Ancestral Roofs

"In Praise of Older Buildings"

Tuesday, January 24, 2017

Simple Gifts

An Ancestral Roofs visitor recently paid me a lovely compliment,  politely asking for permission to print and frame a photo from a post. That photo was attempting to capture the serenity of the place we were visiting that frosty morning, and I am pleased that it conveyed something of value to Marianne.

rather 'modern' Gothic touch
 Those kinds of places, a bit of grace in a hectic world, pop up occasionally. Sometimes they are places I am seeking. More often, they appear around that proverbial bend in the road. These three structures gave me great gifts recently.

My friend Larry has often mentioned the 1896 Wooler Friends Meeting House. Of the Quaker persuasion himself, he has promised to bring me to meeting some time. As it turns out, I came upon the place by happy accident last fall, on a back-roads trip toward the village of Hastings.

After an autumn wander in the silence of the historic cemetery, watching the sun travel the sky, I believe I have already experienced something very special here.  Peace.

 Later on the same journey, I passed through the settlement of Cramahe Hill, near Morganston. I was in my autumn road trip happy place, enjoying the warm sun in the Northumberland county hills, loving the curves and climbs of a delightful concession road, when this little white frame church popped into view around a bend.
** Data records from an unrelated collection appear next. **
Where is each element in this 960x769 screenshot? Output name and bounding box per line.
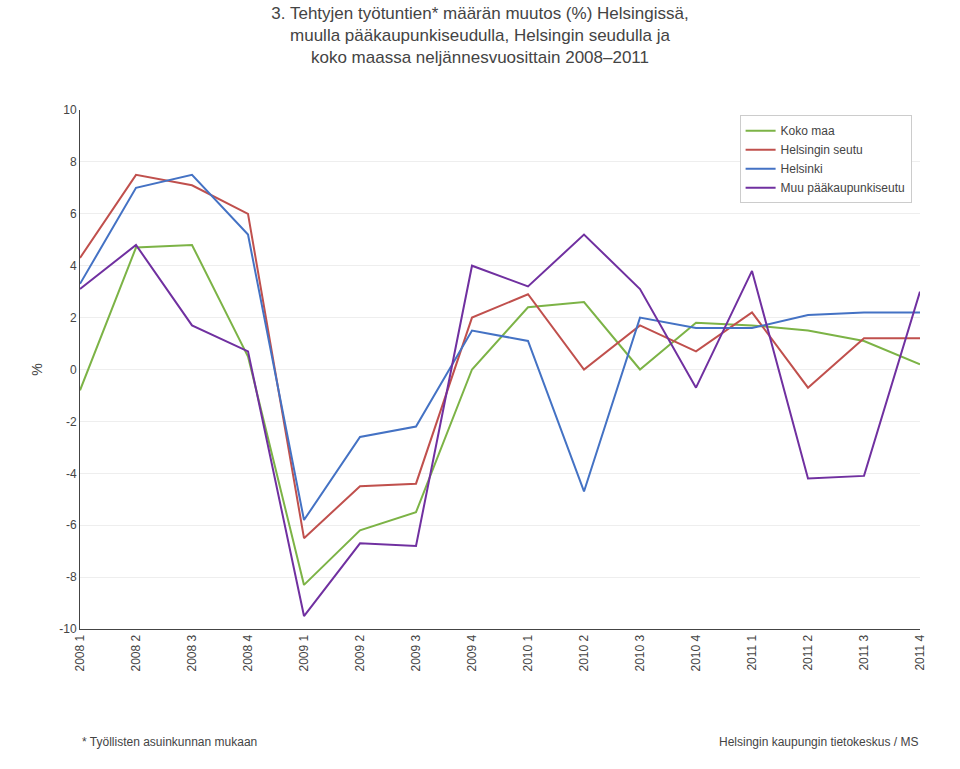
svg-text:3. Tehtyjen työtuntien* määrän: 3. Tehtyjen työtuntien* määrän muutos (%… [271, 4, 688, 67]
svg-text:2010 3: 2010 3 [633, 634, 647, 671]
svg-text:2008 3: 2008 3 [185, 634, 199, 671]
svg-text:-6: -6 [66, 518, 77, 532]
svg-text:2011 4: 2011 4 [913, 634, 927, 670]
svg-text:2008 4: 2008 4 [241, 634, 255, 671]
svg-text:2011 2: 2011 2 [801, 634, 815, 670]
svg-text:2010 1: 2010 1 [521, 634, 535, 671]
svg-text:2008 2: 2008 2 [129, 634, 143, 671]
svg-text:Helsinki: Helsinki [781, 162, 823, 176]
svg-text:2: 2 [70, 311, 77, 325]
svg-text:10: 10 [63, 103, 77, 117]
svg-text:%: % [29, 363, 45, 375]
svg-text:-8: -8 [66, 570, 77, 584]
svg-text:8: 8 [70, 155, 77, 169]
svg-text:Helsingin seutu: Helsingin seutu [781, 143, 863, 157]
svg-text:6: 6 [70, 207, 77, 221]
svg-text:0: 0 [70, 363, 77, 377]
svg-text:4: 4 [70, 259, 77, 273]
svg-text:Koko maa: Koko maa [781, 124, 835, 138]
svg-text:2009 3: 2009 3 [409, 634, 423, 671]
svg-text:Helsingin kaupungin tietokesku: Helsingin kaupungin tietokeskus / MS [719, 735, 918, 749]
svg-text:-10: -10 [59, 622, 77, 636]
svg-text:2008 1: 2008 1 [73, 634, 87, 671]
svg-text:-2: -2 [66, 415, 77, 429]
svg-text:2009 2: 2009 2 [353, 634, 367, 671]
svg-text:2011 1: 2011 1 [745, 634, 759, 670]
svg-text:2011 3: 2011 3 [857, 634, 871, 670]
svg-text:2009 1: 2009 1 [297, 634, 311, 671]
svg-text:2009 4: 2009 4 [465, 634, 479, 671]
svg-text:* Työllisten asuinkunnan mukaa: * Työllisten asuinkunnan mukaan [82, 735, 257, 749]
svg-text:2010 4: 2010 4 [689, 634, 703, 671]
svg-text:2010 2: 2010 2 [577, 634, 591, 671]
svg-text:Muu pääkaupunkiseutu: Muu pääkaupunkiseutu [781, 181, 905, 195]
svg-text:-4: -4 [66, 467, 77, 481]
simple panelled doors, white clapboard
Such a dear plain little place, simple enough to be another Quaker meeting house, with its windowless gable facing the road, plain panelled door, clad in white painted wood. Down the side, three unadorned windows. A shady cemetery on the crest of the hill.

A simple white frame structure, unadorned even by contrasting paint colour on window trim or door. Understated. Leaving room for us witnesses to find the beauty.

you'd never tire of this vista

This lovely little spot - the 1884 Christian Church - must have a story, a congregation. The cemetery on the crest of the hill reminds us that it has had one, for a long time.

I must add a third lovely community church to this post. Last spring, I travelled with a group of Hastings County Historical Society types on a backroads tour ("Tales from the Hastings Woods") led by historian/writer Bill Hunt. As it was to turn out, it was Bill's last; he passed away not long ago, and we are bereft.

This little church, beloved of the local volunteers who maintain it, and open it for a service each summer - as well as for us that day - is Hazzards Corners United Church. Friend Katherine is one of that faithful group of supporters. Her homage on the outstanding blog Meanwhile, at the Manse  says it better than I ever could.

Volunteer Grant toured us around the simple church built by Methodists in 1857, in this tiny rural community north of Madoc (imagine how hard life would have been for them, and how huge was this committment to faith?) and invited us to visit the cemetery. He was proud to point out the outdoor convenience with its ecclesiastical window.

It was a memorable visit for everyone. For me, the heady scent of the black locust trees in full bloom towering over the simple country church bordered on a religious experience.

1 comment:

  1. Such a gentle, peaceful way to begin the day. Thank you, my friend. And thank you for reminding me of my promise to take you to the Wooler Friends Meeting House...when the weather is warmer.